Приостановил словесный поток ненадолго и снова завёлся:
– Ты вот тоже с грамотёшкой дружишь, мог бы пристроиться, ан – нет. Карактер у тебя не тот, – поводил перед носом Никиты Лукича бумажкой. – Ну, чего ты с Семёном Кузьмичом споришь, прямо, как клещ, цепляешься. Ты кто перед ним, перед властью? Как теперь к нему подойдёшь?
– А кто велел коня моего…? – проигнорировал Никита всё сказанное, кроме первой фразы болтуна, вырывая расписку.
– Сам и велел, – быстро сообразил конюх, чем заинтересовался мужик, – Сбрую сгоношу поновее к твоему хомуту, – заспешил языком, чтобы обрадовать и успокоить бывшего хозяина, но не сработало.
– Вот тебе и колхо-оз! – неодобрительно пророкотал Никита Лукич.
– А чё тебе не ндравится?
– Бестолковщина не ндравится. Лучшее – под начальство, худшее – для тяжёлой работы. Этак мужички быстро надорвутся, и хорошее кончится, – громкоголосый ответ Никиты слышат и снаружи.

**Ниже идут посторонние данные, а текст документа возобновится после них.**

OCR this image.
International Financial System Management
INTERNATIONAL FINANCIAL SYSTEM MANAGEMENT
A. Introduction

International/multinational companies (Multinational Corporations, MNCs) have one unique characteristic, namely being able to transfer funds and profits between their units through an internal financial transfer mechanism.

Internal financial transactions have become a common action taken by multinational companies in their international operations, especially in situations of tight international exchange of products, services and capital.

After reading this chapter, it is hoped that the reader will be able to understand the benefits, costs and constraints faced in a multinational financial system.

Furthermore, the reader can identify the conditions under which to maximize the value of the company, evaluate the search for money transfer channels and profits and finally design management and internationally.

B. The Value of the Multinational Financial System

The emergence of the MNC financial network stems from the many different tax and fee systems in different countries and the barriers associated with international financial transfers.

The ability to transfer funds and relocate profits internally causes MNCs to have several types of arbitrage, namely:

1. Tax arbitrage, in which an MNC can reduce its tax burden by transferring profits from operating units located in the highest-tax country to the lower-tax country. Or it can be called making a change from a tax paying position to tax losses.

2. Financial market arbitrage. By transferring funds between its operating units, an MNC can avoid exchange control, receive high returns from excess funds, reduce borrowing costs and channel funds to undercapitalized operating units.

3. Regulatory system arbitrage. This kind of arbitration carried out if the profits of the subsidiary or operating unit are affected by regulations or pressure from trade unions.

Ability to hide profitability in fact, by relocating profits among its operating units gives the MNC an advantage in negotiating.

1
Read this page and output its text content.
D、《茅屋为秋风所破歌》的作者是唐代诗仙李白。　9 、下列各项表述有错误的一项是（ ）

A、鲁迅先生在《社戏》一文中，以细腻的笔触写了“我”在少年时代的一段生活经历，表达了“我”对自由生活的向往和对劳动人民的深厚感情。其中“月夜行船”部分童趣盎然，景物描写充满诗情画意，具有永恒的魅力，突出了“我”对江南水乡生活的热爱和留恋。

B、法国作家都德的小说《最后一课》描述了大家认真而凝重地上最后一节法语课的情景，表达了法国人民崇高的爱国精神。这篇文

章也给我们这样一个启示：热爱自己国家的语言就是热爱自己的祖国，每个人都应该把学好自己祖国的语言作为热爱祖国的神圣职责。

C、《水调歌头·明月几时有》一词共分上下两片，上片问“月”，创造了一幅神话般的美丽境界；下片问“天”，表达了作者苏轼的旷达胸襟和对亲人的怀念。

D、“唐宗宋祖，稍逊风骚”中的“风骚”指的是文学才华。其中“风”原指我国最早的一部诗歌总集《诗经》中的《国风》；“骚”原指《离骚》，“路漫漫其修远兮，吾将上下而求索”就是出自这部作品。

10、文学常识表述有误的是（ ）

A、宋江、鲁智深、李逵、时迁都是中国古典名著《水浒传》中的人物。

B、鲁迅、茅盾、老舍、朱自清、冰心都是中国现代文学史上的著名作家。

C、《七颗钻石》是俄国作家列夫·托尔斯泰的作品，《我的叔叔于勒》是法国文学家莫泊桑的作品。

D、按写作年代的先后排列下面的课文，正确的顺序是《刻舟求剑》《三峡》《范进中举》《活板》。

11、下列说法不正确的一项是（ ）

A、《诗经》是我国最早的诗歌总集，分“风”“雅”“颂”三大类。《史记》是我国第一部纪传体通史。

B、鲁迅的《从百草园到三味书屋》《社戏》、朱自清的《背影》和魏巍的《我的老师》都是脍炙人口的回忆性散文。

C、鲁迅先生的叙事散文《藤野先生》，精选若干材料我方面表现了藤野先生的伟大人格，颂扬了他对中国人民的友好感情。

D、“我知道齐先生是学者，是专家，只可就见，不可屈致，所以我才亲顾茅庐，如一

Наверху перестают стучать молотками.
– Ты, Никита Лукич, языком трепли да не шибко, – не спускает начальник.
– Это ты треплешь, а я по делу говорю.
– Деловущий! Иди, куда положено! К сенокосу пора готовиться. Топай на бригаду. Своё делай, а сюда нос не суй.
– Как это не суй? – взыграло у Лукича ретивое. – Мало я в колхоз отдал? Хочу, чтобы с моим, как положено, обращались.
– Было – твоё, таперя – обчественное! – предъявил с превосходством подкованный конюх. – Эх, ты-и!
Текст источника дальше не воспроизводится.